= Edwin N. Chapin =

American politician

Edwin N. Chapin (June 5, 1823 – July 29, 1896) was an American postmaster and newspaper publisher. An outspoken and fearless advocate, he was often in controversy, and on account of his aggressive and combative disposition, came to be called "Old Grizzly". Chapin was a strong character, prominent as a pioneer, alert in business, a vigorous, out-spoken, independent editor, welcoming and standing by whatever promised to benefit his state, county or city.

Chapin lived in Massachusetts twenty-seven years before he went to California in 1849. He was there for five years and returned to Massachusetts in 1854. He then removed to Iowa, and arrived in Marshall County, Iowa in June, 1855. He went to Rock Island, Illinois after a load of groceries, and also carted flour from Rock Island, which was the nearest flour-mill. In 1856, he commenced publishing the Iowa Central Journal, which he sold out to his partner, Mr. Barnhart. They started the Marshall County Times. He held the office of supervisor of Marshall County. He was appointed postmaster under President Abraham Lincoln, and was the first government officer removed by Andrew Andrew Johnson for political reasons. He was again appointed postmaster by President Ulysses S. Grant in March, 1876.

==Early life==
Edwin N. Chapin was born in Monterey, Massachusetts, June 5, 1823. (Note: According to the Western Historical Company (1878), Chapin was born in Tyringham, Berkshire Co., Massachusetts, June 5, 1822.) After receiving a common school education, he attended an academy for a short time. O. B. Chapin, who represented Hardin County, Iowa in the Legislature, in 1874-75, was his brother.

==Career==
For several years, he taught school. He engaged in charcoal burning for a while, disposing of the product at the blast furnaces.

In December, 1849, aware of the California Gold Rush, he started for California by way of the Isthmus of Panama, and on account of difficulties with the officers of the ship on the Pacific Ocean side, helped to take possession of it, and after several months of voyaging, arrived at San Francisco. For some four years, he was engaged in mining and other pursuits in California, returning by way of Nicaragua, shipping for New York City at Greytown, in 1854.

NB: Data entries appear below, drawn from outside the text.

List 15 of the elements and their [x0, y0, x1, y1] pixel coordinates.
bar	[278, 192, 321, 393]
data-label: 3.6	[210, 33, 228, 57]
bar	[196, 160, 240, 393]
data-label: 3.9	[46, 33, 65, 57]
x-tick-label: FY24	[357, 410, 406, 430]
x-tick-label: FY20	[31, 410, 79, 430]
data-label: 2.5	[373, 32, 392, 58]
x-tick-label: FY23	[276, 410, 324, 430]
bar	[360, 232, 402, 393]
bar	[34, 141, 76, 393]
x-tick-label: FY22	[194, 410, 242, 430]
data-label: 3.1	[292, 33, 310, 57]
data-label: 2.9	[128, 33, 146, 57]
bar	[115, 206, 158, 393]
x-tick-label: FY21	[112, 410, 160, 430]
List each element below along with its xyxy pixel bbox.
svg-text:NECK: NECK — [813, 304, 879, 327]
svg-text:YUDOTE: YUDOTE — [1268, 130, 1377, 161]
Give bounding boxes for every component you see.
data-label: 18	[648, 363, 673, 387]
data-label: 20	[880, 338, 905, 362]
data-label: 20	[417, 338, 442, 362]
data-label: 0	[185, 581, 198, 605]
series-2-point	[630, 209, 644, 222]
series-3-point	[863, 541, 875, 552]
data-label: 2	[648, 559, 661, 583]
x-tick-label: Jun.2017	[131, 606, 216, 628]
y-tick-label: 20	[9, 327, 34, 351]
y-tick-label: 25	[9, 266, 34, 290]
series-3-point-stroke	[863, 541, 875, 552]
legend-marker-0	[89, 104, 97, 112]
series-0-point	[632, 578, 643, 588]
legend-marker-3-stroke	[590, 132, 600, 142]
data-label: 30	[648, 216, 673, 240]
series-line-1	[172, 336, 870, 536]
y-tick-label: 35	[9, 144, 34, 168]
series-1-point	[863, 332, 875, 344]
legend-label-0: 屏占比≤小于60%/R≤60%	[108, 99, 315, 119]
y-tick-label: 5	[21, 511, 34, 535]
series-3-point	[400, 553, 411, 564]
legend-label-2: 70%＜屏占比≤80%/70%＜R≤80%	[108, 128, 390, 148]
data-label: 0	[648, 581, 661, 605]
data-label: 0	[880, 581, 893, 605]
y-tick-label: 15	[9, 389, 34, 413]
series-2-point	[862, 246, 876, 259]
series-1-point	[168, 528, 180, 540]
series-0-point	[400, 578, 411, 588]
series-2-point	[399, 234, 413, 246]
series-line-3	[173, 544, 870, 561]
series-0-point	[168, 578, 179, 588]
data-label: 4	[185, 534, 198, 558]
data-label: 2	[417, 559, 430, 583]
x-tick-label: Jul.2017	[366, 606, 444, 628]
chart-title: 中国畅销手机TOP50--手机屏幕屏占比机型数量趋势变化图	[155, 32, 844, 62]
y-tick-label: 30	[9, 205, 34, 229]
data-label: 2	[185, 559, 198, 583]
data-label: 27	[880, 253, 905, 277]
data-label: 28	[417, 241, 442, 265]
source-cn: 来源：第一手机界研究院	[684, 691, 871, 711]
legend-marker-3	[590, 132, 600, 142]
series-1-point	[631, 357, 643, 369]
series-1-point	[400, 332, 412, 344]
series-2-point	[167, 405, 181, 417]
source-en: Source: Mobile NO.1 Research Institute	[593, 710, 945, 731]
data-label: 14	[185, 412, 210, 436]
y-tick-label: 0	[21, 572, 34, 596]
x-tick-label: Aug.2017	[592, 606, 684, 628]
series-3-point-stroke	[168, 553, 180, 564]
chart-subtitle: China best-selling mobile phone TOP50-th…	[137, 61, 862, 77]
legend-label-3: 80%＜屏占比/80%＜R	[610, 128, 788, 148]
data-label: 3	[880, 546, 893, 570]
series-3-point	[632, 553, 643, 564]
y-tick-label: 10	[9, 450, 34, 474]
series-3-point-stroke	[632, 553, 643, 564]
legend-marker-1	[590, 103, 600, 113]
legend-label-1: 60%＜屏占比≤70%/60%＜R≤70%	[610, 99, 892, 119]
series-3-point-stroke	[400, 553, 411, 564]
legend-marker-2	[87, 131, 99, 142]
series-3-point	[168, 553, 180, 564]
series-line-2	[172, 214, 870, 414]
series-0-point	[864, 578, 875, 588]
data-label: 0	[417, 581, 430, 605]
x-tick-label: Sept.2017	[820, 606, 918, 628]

The following year he removed to Iowa. In 1855, he bought The Iowa Central Journal, then located at Lafayette, (later Albion), Marshall County, of Messrs. Wilson, Dunn and Tripp. Associated with him in the conduct of the paper was Mr. R. H. Barnhart. The paper was a champion of Marietta, and as Chapin had declared that he would not take the paper to the new county seat, in case of removal, he sold out his interest to his partner, who removed the paper to the new county seat. During the year 1857, Chapin settled in Marshalltown, Iowa and started The Marshall County News, which was subsequently destroyed by fire. During several years following this loss, he bought and sold The Times many times. In 1881, he was connected with The Reflector.

He held several offices of trust and responsibility during his residence in Iowa. He was a member of the board of supervisors, and postmaster of Marshalltown under President Lincoln. In 1864, he was sent to Mississippi to take the vote of the Iowa soldiers, under appointment of Governor William M. Stone. Chapin was removed from the office of postmaster in 1865 by President Johnson, for alleged "offensive partisanship", Chapin having the honor to be the first official removed by President Johnson for political reasons. Chapin was re-appointed postmaster by President Grant, in 1876.

In the development of the railroad system of Iowa, he bore a leading part, and when improvements were under consideration in Marshalltown, or in the county, he took the progressive side.

==Personal life==
He was married in 1857 to Elizabeth Moore Moon (1821–1885), of Washington, Pennsylvania; and again in 1886 to Nettie Sanford Chapin. He died at his residence in Marshalltown, July 29, 1896.